The practice of restricting IV fluids after surgery has been shown to increase a patient's risk of severe kidney damage.
The intravenous saline drip stuck in the arm for surgery can be annoying, but a landmark trial has proven just how vital it is to a patient's recovery.
Used to hydrate patients, the IV is a mainstay of hospital treatment after a major surgical procedure, but there has been contention among medical experts over how much fluid a patient needs.
In the last 10 to 15 years there was a move to restrict, by almost a half, the amount to fluids given to prevent complications.
But a six year Australian-led global trial involving 3000 abdominal surgery patients in 47 hospitals found the restrictive practice led to a "doubling" of severe kidney damage.
"This is people that actually have what we would label as quite severe renal damage, so much so that a proportion of them had to have dialysis in the first few weeks or months after surgery," said lead investigator Professor Myles, Director of Anaesthesia and Perioperative Medicine at The Alfred hospital and Monash University.

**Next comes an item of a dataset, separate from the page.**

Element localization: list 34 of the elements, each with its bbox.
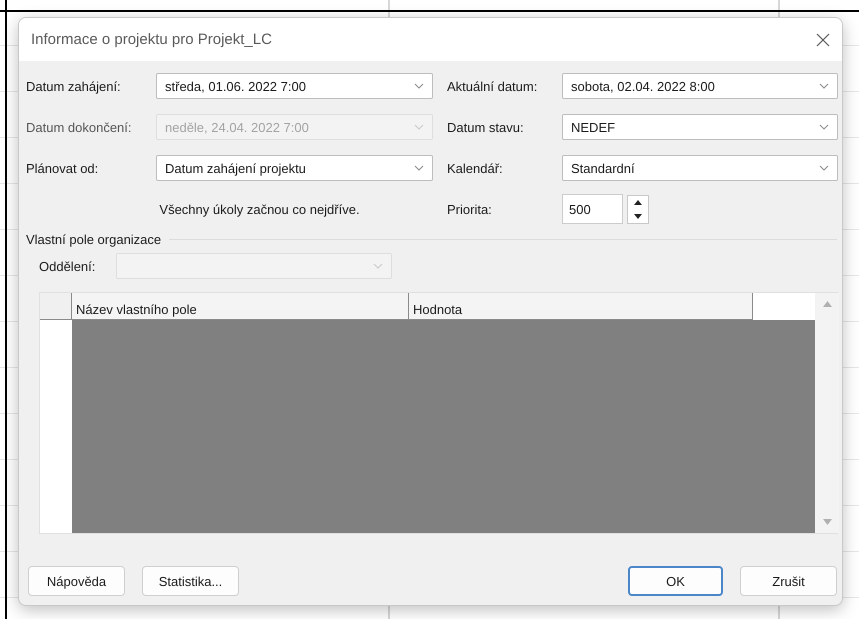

Published in the New England Journal of Medicine on Thursday, the trial also found IV fluid restriction was linked to a greater risk of severe wound infection.
"We have certainly dispelled the belief that it improves disability-free survival, so therefore it's not helpful," said Professor Myles.
The RELIEF trial (restrictive versus liberal fluid therapy) showed patients had fewer complications and recovered more quickly after their operation if they were given more IV fluids rather than less.
"The results of this international trial were clear-cut and very reassuring - a more liberal amount of IV fluids protects against kidney damage and reduces the risk of wound infection after surgery."
The impact of the findings is expected to be immediate and immense for hospitals, said Professor Myles.
The Alfred in Melbourne, where an estimated 28,000 operations are performed every year, will be among the first to implement the evidence-based change in practice.
"The care of all of those people is now going to be that much better as of tomorrow," said Professor Myles.
The findings of the RELIEF trial were released at the Australian and New Zealand College of Anaesthetists' (ANZCA) annual scientific meeting in Sydney.